Are You a Good Writer?

1967.

Warm June night. City street. Twenty or more hotrods waiting to drag. I’m in first group of four, lined up. Heart pounding in my ears. Sweat trickling down my neck.

I’m the only woman driver. The car is a GTO, my boyfriend’s “Golden Goat.” He’s in knots wondering why in the hell he let me drive in the first place.

I grew up on tractors, dirt roads, and rough conditions. I know how to drive.

I jam the “goat” into first, rev, and wait for the flag to drop. I’m focused on the road. Flag drops. I max out in first, skip second to third gear and in seconds flat I finish. First.

The boyfriend, whose name I don’t recall, loses the next run-off competition.

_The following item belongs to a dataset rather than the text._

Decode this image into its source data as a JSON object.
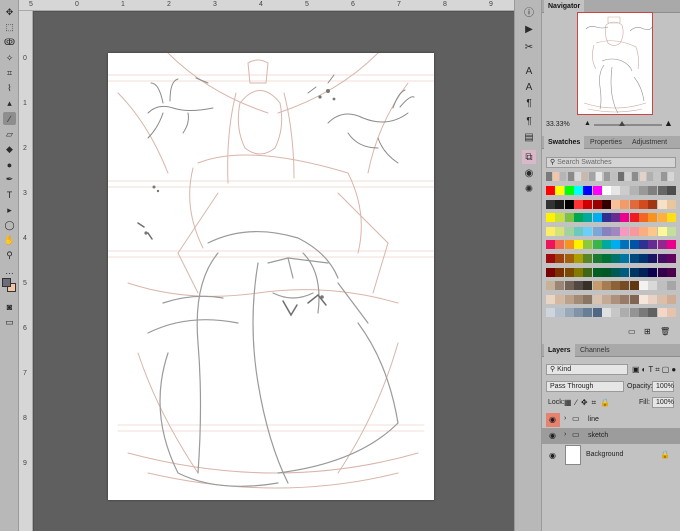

Writing begins this way. You are focused on an idea, the action, and your characters while visioning the “finish.” The race is delayed by blind curves, arbitrary rules, and confusing advice. You’re ejected from the race. You’ve no idea why. You’ve followed the rules or so you thought. You’ve had the manuscript edited (more than once). Some incredibly talented artist created a professional cover. That’s not nearly enough.

What professional credentials do you have? (Can you create publishing credentials?) Do you have a polished synopsis? Is your letter to an agent or publishing house pristine? Succinct? Polite? You may submit, in some cases, the first ten or twenty pages of your manuscript. Do those pages create immediate interest? You believe you’ve done all of those things and more.

You will receive a reply sooner or later. All rejections are virtually the same: The agent is VERY busy, and VERY select about what they choose for they receive x-y-z submissions per week. Thank you for your submission, but NO and good luck with one or another carbon-copy agents out there.

Stop twisting yourself in knots, wondering your worth. Remember some writing advice is pure bunk. If it is common sense, it’s worth reading. My advice is to have faith in your story, your characters. Live with them; accept their faults as well as their strengths. Most of all, keep working. If you love writing, despite the roadblocks, you may be on to something.